NEWS MEDIA UPDATE · WASHINGTON, D.C. · Confidentiality/Privilege · June 6, 2006
Senators examine legal authority for prosecuting media
June 6, 2006 · The Justice Department’s position that it has the legal authority to prosecute the news media for reporting national security leaks clashed today with the Senate Judiciary Committee chairman’s stance that Congress — not the executive branch — must first define if and under what circumstances journalists should be prosecuted for such reporting.
The skirmish came at a hearing that touched on a range of issues, from an FBI effort to seize the files of the late Jack Anderson to the prosecution of journalists under the Espionage Act to a proposed reporter’s shield law sponsored by Judiciary Committee Chairman Sen. Arlen Specter (R-Pa.), who called the hearing.
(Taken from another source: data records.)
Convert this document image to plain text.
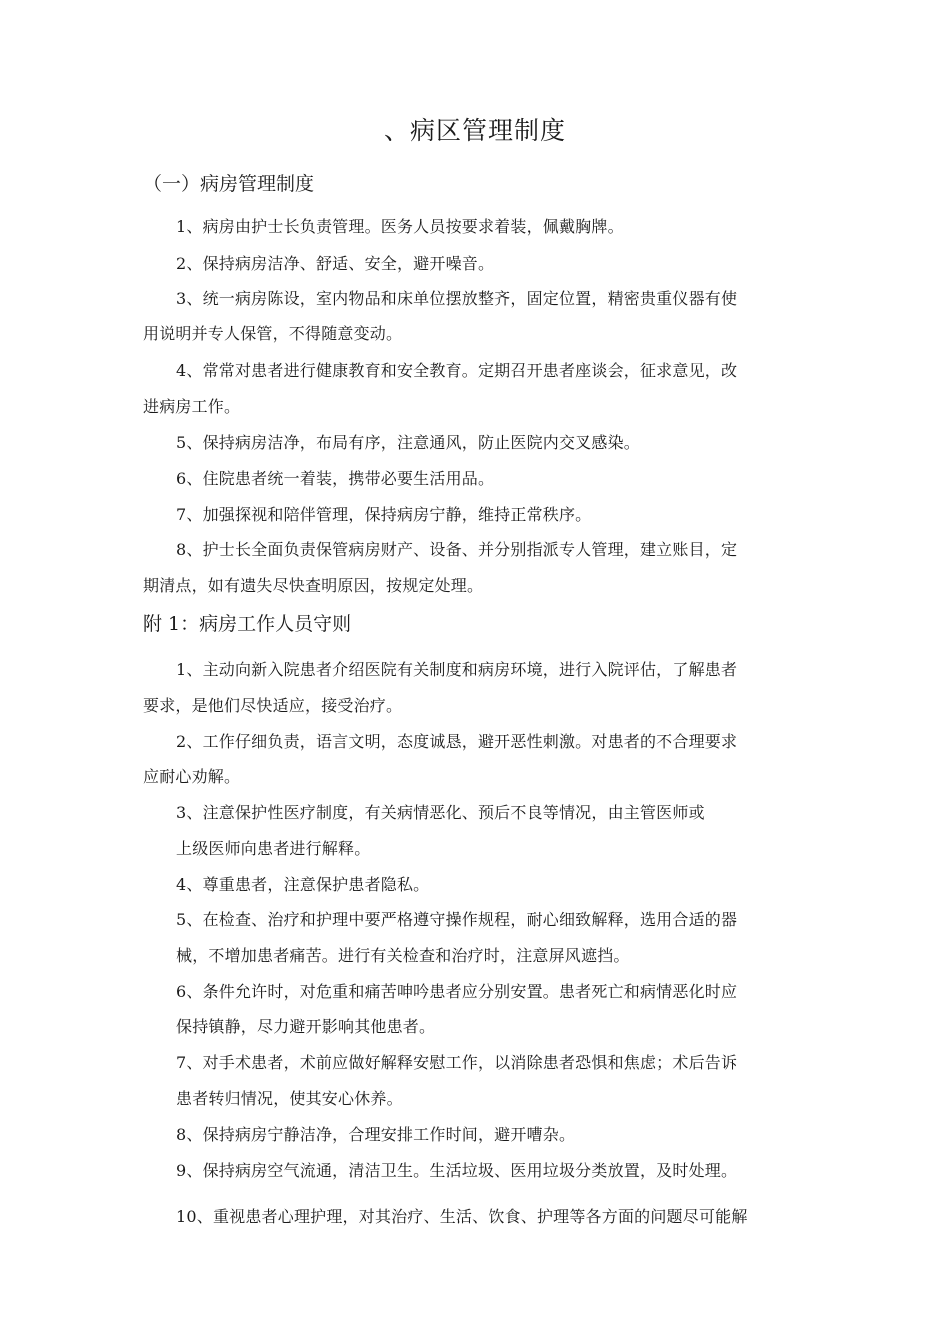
、病区管理制度
（一）病房管理制度
1、病房由护士长负责管理。医务人员按要求着装，佩戴胸牌。
2、保持病房洁净、舒适、安全，避开噪音。
3、统一病房陈设，室内物品和床单位摆放整齐，固定位置，精密贵重仪器有使
用说明并专人保管，不得随意变动。
4、常常对患者进行健康教育和安全教育。定期召开患者座谈会，征求意见，改
进病房工作。
5、保持病房洁净，布局有序，注意通风，防止医院内交叉感染。
6、住院患者统一着装，携带必要生活用品。
7、加强探视和陪伴管理，保持病房宁静，维持正常秩序。
8、护士长全面负责保管病房财产、设备、并分别指派专人管理，建立账目，定
期清点，如有遗失尽快查明原因，按规定处理。
附 1：病房工作人员守则
1、主动向新入院患者介绍医院有关制度和病房环境，进行入院评估，了解患者
要求，是他们尽快适应，接受治疗。
2、工作仔细负责，语言文明，态度诚恳，避开恶性刺激。对患者的不合理要求
应耐心劝解。
3、注意保护性医疗制度，有关病情恶化、预后不良等情况，由主管医师或
上级医师向患者进行解释。
4、尊重患者，注意保护患者隐私。
5、在检查、治疗和护理中要严格遵守操作规程，耐心细致解释，选用合适的器
械，不增加患者痛苦。进行有关检查和治疗时，注意屏风遮挡。
6、条件允许时，对危重和痛苦呻吟患者应分别安置。患者死亡和病情恶化时应
保持镇静，尽力避开影响其他患者。
7、对手术患者，术前应做好解释安慰工作，以消除患者恐惧和焦虑；术后告诉
患者转归情况，使其安心休养。
8、保持病房宁静洁净，合理安排工作时间，避开嘈杂。
9、保持病房空气流通，清洁卫生。生活垃圾、医用垃圾分类放置，及时处理。
10、重视患者心理护理，对其治疗、生活、饮食、护理等各方面的问题尽可能解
Congress, he said, has not exercised its constitutional duty of oversight into the government’s role in a free press reporting on national security issues. Attorney General Alberto Gonzales said last month that New York Times journalists could be prosecuted for publishing classified information in a story exposing secret domestic eavesdropping in the government’s anti-terrorism efforts.
In April news broke that the FBI wants to look through Anderson’s files for information relating to the case of two former lobbyists for the American Israel Public Affairs Committee who have been charged with violating the Espionage Act for receiving classified documents. The FBI said if it found any other classified documents unrelated to AIPAC in 187 boxes of Anderson files, it would remove them as well.
Despite dogged questioning from Specter and Sen. Patrick Leahy (D-Vt.), the ranking member of the committee, a Justice Department official refused to answer any questions about the FBI effort.
“I don’t believe I can comment on the Anderson matter specifically,” said Matthew W. Friedrich, principal deputy assistant attorney general, repeating a familiar refrain from his sworn testimony that the Anderson matter is related to an ongoing investigation and thus cannot be discussed openly.
Friedrich also repeatedly declined to answer whether the Department of Justice is considering prosecuting any newspaper or any reporter for publishing classified information, frustrating several committee members.
Leahy, accusing the official of taking the Fifth Amendment by refusing to discuss the department’s role in the case, told Friedrich that “you should be ashamed of yourself or your superiors should be ashamed of themselves. . . . There is this arrogance in [the Bush] administration against any kind of oversight.”
After it became clear that senators would not get answers regarding the Anderson files, the committee turned to other issues complicating the relationship between the press and government, including proposed reporters’ shield legislation and the recent Gonzales comment that reporters could be criminally prosecuted for revealing classified information.
Friedrich also confirmed that the Bush administration sees no reason why journalists would be immune from prosecution for revealing secret information.
“The strong preference of the department is to work with the press not to run stories containing classified information, as opposed to other alternatives,” Friedrich said.
Specter noted the important balance between protecting national security and maintaining the press’ role as watchdog. The bill he has co-sponsored with U.S. Sen. Richard Lugar (R-Ind.) would leaving such a balancing test to the courts, not the executive branch, Specter said.
But Friedrich repeated administration objections to the bill, saying it would slow the path of justice when the government wishes to subpoena a journalist.
Most of the senators and witnesses present said they supported a strong immunity for reporters from prosecution for not revealing information provided by sources, either through the proposed shield law or as an inherent freedom in the First Amendment.
After Friedrich’s testimony, a panel of experts, including Anderson’s son Kevin Anderson, discussed the FBI request and other press freedom issues.
“I was told that because I don’t have a security clearance, I could not review my father’s papers,” he said.
Mark Feldstein, an associate professor of media and public affairs at George Washington University, told the committee that he was visited by FBI agents at his home as part of their attempt to seize the Anderson records, which had been donated to the university. Feldstein, a former journalist, sees the case as involving larger issues of press freedom.
“Prosecuting the press for espionage reeks of McCarthyite madness — the kind of tactics used in dictatorships, not democracies,’ Feldstein said. “If anything, the problem isn’t that the press is too aggressive in national security reporting, it is that it is too timid.”
Experts disagreed on the need for a shield law, either because of an inherent constitutional protection or because they believed reporters should in fact be prosecuted.
“If Americans are still wondering why our intelligence has been as defective as it has been, leading us from disaster to disaster, one of the reasons is unquestionably the hemorrhaging of classified information into the press,” said Gabriel Schoenfeld, an author and commentator who supports charges under existing espionage laws against the New York Times for its warrantless eavesdropping story, which won the Pulitzer Prize.
But Rodney A. Smolla, dean of the University of Richmond Law School, said such prosecutions would be unwise and sound public policy would support a shield law.